The Most Expensive Token Is the One You Didn't Need

Before you turn reasoning on everywhere, the cost math matters. Reasoning tokens are billed as output tokens, and they accumulate fast. A single call to OpenAI's o3 at high effort can generate 10–20× the token count of the same task on gpt-4o. Anthropic's extended thinking adds budget_tokens on top of normal output — at 10,000 budget tokens on Claude Sonnet, that's roughly $0.03 extra per call just for the thinking.

Scale that across thousands of requests and the math turns ugly quickly.

Google's technical report on Gemini 2.5 Pro shows meaningful gains on the MATH benchmark when thinking is enabled. But that result applies to math problems. Not every task is a math problem.

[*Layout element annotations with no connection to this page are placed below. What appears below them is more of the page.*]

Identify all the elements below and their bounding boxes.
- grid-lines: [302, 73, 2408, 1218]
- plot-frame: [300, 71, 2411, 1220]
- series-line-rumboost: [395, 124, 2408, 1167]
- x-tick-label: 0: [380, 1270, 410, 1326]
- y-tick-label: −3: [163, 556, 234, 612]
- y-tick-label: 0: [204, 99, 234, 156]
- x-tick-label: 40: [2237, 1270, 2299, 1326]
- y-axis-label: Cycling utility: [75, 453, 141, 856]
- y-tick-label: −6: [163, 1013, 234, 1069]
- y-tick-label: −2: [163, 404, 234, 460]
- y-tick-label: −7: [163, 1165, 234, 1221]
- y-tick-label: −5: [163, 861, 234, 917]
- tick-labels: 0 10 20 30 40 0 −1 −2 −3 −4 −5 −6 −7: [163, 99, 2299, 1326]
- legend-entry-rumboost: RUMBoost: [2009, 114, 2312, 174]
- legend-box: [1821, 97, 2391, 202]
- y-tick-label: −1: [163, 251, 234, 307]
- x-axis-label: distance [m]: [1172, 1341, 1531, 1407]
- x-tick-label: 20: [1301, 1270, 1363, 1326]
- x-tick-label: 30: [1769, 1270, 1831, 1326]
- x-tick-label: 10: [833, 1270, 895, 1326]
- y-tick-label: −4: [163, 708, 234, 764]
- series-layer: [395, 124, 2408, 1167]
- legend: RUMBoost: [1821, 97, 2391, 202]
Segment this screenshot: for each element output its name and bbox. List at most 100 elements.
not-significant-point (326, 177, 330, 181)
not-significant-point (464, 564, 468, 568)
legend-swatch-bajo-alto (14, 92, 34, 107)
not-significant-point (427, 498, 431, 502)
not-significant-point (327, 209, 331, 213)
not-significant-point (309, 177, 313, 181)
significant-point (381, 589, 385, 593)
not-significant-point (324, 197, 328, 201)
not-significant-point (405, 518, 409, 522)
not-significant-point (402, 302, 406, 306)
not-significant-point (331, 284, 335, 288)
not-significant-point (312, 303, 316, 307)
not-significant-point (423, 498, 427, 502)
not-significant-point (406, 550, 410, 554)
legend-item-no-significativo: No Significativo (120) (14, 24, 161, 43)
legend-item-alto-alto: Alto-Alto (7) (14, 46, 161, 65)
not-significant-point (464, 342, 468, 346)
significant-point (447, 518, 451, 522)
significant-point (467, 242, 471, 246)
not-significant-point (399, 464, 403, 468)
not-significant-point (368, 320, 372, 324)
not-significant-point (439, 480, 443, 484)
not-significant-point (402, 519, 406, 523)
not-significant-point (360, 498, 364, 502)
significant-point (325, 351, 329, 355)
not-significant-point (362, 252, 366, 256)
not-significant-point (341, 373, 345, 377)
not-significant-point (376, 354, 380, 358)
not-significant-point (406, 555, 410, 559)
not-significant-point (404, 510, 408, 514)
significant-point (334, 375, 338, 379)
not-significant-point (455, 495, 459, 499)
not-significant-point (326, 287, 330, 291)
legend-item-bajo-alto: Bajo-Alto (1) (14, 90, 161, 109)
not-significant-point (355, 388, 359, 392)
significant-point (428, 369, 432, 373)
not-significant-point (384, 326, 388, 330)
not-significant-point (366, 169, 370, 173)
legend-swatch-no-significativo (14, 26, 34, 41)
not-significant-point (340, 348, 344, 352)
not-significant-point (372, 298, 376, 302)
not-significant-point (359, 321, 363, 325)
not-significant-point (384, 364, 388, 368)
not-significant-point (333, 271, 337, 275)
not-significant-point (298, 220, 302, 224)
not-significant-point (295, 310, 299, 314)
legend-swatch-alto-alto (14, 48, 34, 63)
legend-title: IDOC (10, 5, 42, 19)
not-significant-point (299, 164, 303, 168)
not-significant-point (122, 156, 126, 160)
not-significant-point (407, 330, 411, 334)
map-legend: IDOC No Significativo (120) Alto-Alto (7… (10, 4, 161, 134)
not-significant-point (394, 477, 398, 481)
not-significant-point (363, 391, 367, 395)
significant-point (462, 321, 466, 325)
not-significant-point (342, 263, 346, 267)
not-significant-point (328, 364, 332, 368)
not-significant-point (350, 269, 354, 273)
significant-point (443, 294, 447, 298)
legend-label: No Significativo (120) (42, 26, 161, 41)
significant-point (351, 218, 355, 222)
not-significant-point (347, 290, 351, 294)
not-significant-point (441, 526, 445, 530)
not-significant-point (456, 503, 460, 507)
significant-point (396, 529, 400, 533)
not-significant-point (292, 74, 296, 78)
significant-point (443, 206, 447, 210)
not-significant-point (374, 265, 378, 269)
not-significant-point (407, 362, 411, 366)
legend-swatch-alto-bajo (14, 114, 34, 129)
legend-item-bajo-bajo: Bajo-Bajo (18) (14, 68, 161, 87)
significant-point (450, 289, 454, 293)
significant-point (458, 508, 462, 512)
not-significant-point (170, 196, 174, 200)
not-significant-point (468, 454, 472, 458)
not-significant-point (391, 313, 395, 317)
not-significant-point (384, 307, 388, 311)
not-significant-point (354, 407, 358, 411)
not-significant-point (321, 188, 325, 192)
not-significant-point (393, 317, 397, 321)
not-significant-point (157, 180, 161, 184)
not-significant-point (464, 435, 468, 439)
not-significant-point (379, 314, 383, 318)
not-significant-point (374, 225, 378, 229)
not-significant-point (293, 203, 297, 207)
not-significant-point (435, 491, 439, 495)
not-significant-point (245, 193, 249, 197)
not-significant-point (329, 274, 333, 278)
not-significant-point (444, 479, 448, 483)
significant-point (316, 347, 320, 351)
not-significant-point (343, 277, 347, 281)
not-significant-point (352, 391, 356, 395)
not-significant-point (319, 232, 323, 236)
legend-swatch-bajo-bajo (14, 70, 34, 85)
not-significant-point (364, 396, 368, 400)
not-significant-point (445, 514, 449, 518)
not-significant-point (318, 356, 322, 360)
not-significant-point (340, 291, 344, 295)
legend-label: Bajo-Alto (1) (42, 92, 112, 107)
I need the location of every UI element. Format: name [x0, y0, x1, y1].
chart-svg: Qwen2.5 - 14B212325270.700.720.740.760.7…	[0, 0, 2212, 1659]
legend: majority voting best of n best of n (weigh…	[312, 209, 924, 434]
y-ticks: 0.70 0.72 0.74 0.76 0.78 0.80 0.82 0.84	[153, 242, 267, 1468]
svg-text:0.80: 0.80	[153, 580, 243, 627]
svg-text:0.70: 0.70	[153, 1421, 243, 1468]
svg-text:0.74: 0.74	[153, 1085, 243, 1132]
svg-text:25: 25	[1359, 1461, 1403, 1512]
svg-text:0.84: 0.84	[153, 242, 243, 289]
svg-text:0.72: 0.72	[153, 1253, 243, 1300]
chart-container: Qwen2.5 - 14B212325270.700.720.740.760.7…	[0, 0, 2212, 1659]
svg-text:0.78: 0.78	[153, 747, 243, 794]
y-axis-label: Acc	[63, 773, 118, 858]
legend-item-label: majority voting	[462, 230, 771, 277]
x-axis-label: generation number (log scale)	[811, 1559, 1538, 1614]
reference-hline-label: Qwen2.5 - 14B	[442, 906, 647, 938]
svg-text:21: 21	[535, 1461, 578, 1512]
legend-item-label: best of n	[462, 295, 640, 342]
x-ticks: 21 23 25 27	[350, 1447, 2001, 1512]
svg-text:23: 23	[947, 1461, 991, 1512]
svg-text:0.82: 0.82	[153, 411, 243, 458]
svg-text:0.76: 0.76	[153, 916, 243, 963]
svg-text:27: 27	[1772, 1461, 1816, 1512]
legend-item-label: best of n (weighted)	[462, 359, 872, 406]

A rough breakdown of where reasoning earns its cost and where it doesn't:

Worth the extra tokens:

Competitive programming
Formal proofs
Complex debugging
Multi-constraint optimization
Multi-step logical reasoning

Rarely worth it:

Text summarization
Sentiment analysis
Simple classification
Creative writing
Data formatting
Translation

The pattern is consistent: reasoning shines on tasks with a verifiably correct answer. If there's a right answer and a wrong answer — a proof that holds or doesn't, code that passes tests or fails — reasoning will find it more reliably. For generative or subjective tasks, you're paying a premium for the model to overthink something that doesn't benefit from overthinking. Standard inference is faster, cheaper, and produces output that's just as good.

When to Turn the Dial

Start with no reasoning. Measure quality. If it's failing on correctness — wrong calculations, flawed logic, missed edge cases — bump to "medium" and measure again. Only go to "high" when medium falls short on tasks you can objectively evaluate. This matters because "medium" often captures most of the quality gain at a fraction of the cost of "high".

The practical workflow: define your eval set, run it at each reasoning level, compare quality scores against token costs. The universal parameter makes this straightforward — changing reasoning level is one string, swapping the underlying model is one line. You're comparing apples to apples across providers without rewriting your integration each time.

One practical note: you'll need valid API credentials for each provider set as environment variables before any of this works. The library picks up standard provider key names automatically, but an auth error will stop you before reasoning ever comes into play.

The provider fragmentation will keep growing as each company iterates on its approach. You don't need to track all of it. You need the model to think when thinking helps, and skip it when it doesn't — and one parameter handles that regardless of which provider you're calling.